By Kang Yoon-seung
SEOUL, June 7 (Yonhap) -- The Organization for Economic Cooperation and Development (OECD) on Wednesday lowered its 2023 growth outlook for South Korea to 1.5 percent, citing weak exports and sluggish private investment.
The latest estimate by the Paris-based organization marks a 0.1 percentage point drop from a 1.6 percent growth projection in March. The growth projection for 2024 was also lowered to 2.1 percent, down 0.2 percentage point from the previous estimate.
Last month, the Bank of Korea (BOK) lowered its growth outlook for South Korea to 1.4 percent from a 1.6 percent expansion predicted three months earlier.
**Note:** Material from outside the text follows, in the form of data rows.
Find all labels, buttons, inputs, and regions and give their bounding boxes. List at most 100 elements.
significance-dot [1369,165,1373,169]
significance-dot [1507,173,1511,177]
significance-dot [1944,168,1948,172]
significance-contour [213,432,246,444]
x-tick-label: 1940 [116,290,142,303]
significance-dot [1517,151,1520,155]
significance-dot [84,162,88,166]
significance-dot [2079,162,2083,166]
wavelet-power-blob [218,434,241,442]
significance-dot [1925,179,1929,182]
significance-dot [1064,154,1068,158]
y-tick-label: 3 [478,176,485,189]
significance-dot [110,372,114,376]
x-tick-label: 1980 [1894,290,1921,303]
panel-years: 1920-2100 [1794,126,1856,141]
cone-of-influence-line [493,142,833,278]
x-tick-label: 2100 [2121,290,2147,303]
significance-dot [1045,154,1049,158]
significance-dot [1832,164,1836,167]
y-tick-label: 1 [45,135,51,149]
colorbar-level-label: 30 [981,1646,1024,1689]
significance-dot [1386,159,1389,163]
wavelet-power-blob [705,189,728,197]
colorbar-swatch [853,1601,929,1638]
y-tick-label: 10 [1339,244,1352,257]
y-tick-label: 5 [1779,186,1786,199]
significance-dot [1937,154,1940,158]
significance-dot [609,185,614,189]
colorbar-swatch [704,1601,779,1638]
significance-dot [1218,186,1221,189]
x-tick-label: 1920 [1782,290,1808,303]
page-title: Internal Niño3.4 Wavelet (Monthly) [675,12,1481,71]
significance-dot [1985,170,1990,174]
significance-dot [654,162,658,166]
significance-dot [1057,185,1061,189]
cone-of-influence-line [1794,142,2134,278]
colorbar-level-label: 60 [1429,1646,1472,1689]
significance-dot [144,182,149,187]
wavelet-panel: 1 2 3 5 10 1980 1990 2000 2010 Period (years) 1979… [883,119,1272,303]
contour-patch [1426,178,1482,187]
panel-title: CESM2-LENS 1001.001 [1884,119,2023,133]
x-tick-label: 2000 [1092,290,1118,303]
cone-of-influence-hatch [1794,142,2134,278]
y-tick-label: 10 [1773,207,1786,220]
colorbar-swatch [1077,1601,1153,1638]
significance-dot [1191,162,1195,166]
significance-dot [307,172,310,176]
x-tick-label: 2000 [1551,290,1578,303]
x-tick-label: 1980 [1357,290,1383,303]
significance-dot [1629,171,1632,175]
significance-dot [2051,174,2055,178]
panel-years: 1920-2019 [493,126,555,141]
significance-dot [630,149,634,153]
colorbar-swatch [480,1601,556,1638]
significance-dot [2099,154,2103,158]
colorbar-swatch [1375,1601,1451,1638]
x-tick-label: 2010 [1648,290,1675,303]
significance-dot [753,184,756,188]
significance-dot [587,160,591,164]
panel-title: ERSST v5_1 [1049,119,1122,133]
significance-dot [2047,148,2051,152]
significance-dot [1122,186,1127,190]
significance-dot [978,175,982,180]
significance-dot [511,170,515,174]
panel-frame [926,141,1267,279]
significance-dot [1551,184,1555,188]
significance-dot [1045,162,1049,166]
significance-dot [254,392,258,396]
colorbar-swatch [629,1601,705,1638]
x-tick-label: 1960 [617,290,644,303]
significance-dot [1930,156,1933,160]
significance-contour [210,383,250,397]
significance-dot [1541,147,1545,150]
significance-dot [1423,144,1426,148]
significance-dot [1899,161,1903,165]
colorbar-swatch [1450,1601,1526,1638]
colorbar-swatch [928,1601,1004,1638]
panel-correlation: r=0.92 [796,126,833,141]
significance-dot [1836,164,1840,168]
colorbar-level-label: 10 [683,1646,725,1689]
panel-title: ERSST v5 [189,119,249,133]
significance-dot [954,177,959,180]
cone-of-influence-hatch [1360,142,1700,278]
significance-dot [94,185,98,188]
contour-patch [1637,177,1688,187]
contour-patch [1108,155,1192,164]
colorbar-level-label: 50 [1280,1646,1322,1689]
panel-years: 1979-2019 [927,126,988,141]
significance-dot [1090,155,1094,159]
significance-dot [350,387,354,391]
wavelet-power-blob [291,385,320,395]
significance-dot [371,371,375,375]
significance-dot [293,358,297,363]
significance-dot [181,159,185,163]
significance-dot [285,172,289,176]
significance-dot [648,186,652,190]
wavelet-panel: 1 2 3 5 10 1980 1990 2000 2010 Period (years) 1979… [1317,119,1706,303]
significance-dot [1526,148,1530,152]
The state-run Korea Development Institute (KDI) also slashed its growth outlook by 0.3 percentage point to 1.5 percent.
"Private consumption and investment will remain weak in the near term in response to higher interest rates and a sluggish housing market, but will pick up gradually in 2024," the OECD said in its report.
In May, the BOK held the benchmark interest rate steady for the third straight time at 3.5 percent on easing inflationary pressure amid rising concerns over an economic slowdown.
"A slowdown in global demand, notably for semiconductors, has dampened exports considerably, along with sluggish demand from China in late 2022," the OECD added.
South Korea's exports fell for an eighth consecutive month in May, plunging 15.2 percent on-year to US$52.24 billion.
The decline came as exports of semiconductors, the country's key export item, sank 36.2 percent on falling demand and a drop in chip prices.
Concerning the inflation, the OECD estimated consumer prices in Asia's fourth-largest economy to rise 3.4 percent on-year in 2023, slowing from the previous estimate of 3.6 percent.
"Korea's direct trade with Russia and Ukraine is limited, but rising energy and food prices pushed up inflation," the OECD said. "Inflation will gradually moderate but remain above target, as planned increases in service and utility prices have been postponed until the second half of 2023."
South Korea's inflation has been on a downward trend with some ups and downs after reaching a peak of 6.3 percent in July last year.
But inflation nevertheless stayed above 2 percent -- the central bank's inflation target over the medium term -- for the 26th straight month in May, rising 3.3 percent on-year.
"Further global financial turmoil could increase the household debt servicing burden and trigger volatility in financial markets," it added.
The OECD, meanwhile, noted fiscal consolidation should proceed to cope with the impact of the country's rapidly aging population.
To this end, the organization suggested that the South Korean government's proposed fiscal rule, which centers on capping the deficit to 3 percent of the country's gross domestic product, would "help to limit the build-up of fiscal pressure."
The Korean government would also "target vulnerable groups more directly" by "addressing gaps and weaknesses in the social safety net, and enhancing incentives for energy savings."